Pour sa première soirée lyrique, le Festival Radio France de Montpellier avait misé sur I Puritani de Bellini mais dans une version atypique et pour le moins curieuse : celle de 1835 destinée au San Carlo de Naples et à Maria Malibran, ici proposée en version de concert.

© Marc Ginot
© Marc Ginot

Afin de tendre à la plus grande transparence et honnêteté intellectuelle, j’admets - à titre tout à fait personnel - ne pas être tout à fait convaincu par la partition, par son livret totalement décousu, par la durée même de cette œuvre dont la musique paraît peu inventive. Ce préambule posé, il reste toujours au spectateur - qu'il soit friand de l’écriture musicale de Bellini ou non - l’espoir que les interprètes irradient vocalement la scène et honorent la célèbre réputation du « quatuor des Puritains ». Oui le chant peut tout sauver et l’investissement d’un artiste peut parvenir à racheter bon nombre de partitions que le spectateur n’apprécie pas nécessairement. 

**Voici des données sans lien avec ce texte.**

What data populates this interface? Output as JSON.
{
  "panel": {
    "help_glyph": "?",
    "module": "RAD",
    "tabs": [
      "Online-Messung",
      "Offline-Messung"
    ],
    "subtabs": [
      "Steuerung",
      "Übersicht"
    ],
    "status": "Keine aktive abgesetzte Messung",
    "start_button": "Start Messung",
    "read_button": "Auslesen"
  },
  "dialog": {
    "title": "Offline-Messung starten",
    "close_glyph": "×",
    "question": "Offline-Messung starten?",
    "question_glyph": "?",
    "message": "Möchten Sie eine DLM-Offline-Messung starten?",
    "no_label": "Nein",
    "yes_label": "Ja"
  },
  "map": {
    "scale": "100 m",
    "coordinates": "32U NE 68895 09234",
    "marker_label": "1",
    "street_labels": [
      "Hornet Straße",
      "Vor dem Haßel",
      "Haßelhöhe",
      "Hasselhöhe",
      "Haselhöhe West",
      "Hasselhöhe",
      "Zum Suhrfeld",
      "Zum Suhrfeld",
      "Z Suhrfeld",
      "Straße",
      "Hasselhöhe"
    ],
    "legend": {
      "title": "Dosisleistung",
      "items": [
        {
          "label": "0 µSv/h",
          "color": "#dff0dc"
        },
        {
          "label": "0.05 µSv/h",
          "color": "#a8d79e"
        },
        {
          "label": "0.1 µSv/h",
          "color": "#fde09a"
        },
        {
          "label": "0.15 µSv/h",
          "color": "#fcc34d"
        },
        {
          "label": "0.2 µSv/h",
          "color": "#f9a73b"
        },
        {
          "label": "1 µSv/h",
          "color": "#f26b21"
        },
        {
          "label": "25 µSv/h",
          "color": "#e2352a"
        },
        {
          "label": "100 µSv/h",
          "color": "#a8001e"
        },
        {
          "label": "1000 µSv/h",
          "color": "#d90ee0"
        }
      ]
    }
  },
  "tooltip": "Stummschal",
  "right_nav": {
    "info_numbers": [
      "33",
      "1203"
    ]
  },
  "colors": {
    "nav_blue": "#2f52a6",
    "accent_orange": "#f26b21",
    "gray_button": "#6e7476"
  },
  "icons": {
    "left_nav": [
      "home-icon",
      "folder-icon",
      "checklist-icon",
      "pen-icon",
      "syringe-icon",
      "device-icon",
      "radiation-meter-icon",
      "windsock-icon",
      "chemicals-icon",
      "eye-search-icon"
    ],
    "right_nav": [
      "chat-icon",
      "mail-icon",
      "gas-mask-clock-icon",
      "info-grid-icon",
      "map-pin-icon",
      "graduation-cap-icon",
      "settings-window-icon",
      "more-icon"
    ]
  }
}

Fallait-il donc que l’investissement des interprètes soit optimal ! Or c’est probablement sur cet aspect que la déconvenue de la soirée a été la plus grande. Le nez dans leur partition aucun des interprètes réunis sur le plateau n’est parvenu à totalement incarner un personnage, à faire rayonner un caractère singulier, à proposer une interprétation totalement engagée, à investir un texte (certes pauvre) pour proposer au spectateur du sens en même temps que du son. Du son nous en avons eu, plutôt beau dans l’ensemble. Quant au sens, cela reste bien plus discutable. Ainsi, la soirée a pris l’allure d’un concours de chant et de vocalises : du son pour épater et moins pour toucher et rester mémorable. 

On retiendra une direction musicale de Jader Bignamini particulièrement imposante. Exit les phrasés aériens et suspendus laissant toute liberté aux interprètes pour s’épancher. Le tout est ici souvent très fort, couvrant à de nombreuses reprises certains artistes du plateau vocal. Les tempi sont incroyablement rapides, à la limite du style et imposent une certaine allure aux interprètes qui peinent alors à instaurer une atmosphère crédible lors de leurs airs. Les musiciens de l’Orchestre national de Montpellier ne déméritent pas et font preuve d’un très bel engagement tout au long de la soirée.

On attendait également beaucoup de la première Elvira de Karine Deshayes. Probablement trop. Le souvenir incroyable de sa récente Armida sur la scène montpelliéraine avait laissé présager le meilleur. Or Elvira n’est pas Armida et ici aussi l’interprétation et l’engagement dramatique posent problème. Où est la sincère et si touchante folie souhaitée par Bellini ? Où est cette pureté virginale si fragile ? Et même plus simplement, quel visage souhaite donner Karine Deshayes à ce personnage ? Toutes ces questions restent malheureusement sans réponse. Les vocalises sont superbement assumées mais auraient gagné à être guidées dans un sens clairement défini. Le tout est ici encore trop « neuf », trop monotone, parfois superficiel. Même constat du côté de Celso Albelo. Il y a quelques jours, il était le Duc de Mantoue dans Rigoletto à Orange. Il est ce soir Arturo et la transition de Verdi à Bellini n’a pas été sans conséquence. Les aigus sont souvent en force, les nuances assez peu recherchées et la proposition du personnage est également relativement terne. René Barbera sauve l’honneur du chant belcantiste en incarnant un Riccardo à la ligne de chant imperturbable et au legato magique. Son air du premier acte est un exemple d’intelligence et d’attention quant au phrasé. Les nuances sont utilisées sans économie et avec sens offrant le seul moment véritablement prenant du spectacle.

Les plus grandes félicitations de la soirée iront pour les chœurs de l’Opéra national de Montpellier renforcés par ceux de la Radio Lettone. La précision et la cohésion de l’ensemble choral apportent à la soirée un panache qui jusque-là manquait cruellement.

Peut-on faire du son au détriment du soin porté au sens ? Une réponse négative s’impose  car l’opéra raconte avant tout une histoire, au travers de la musique. Et particulièrement lorsque le livret est faible (ce qui arrive souvent à l’opéra) il doit être assumé avec encore plus d’investissement. Alors, proposer du son sans recherche de sens c’est enlever à l’opéra un élément particulièrement important : le théâtre.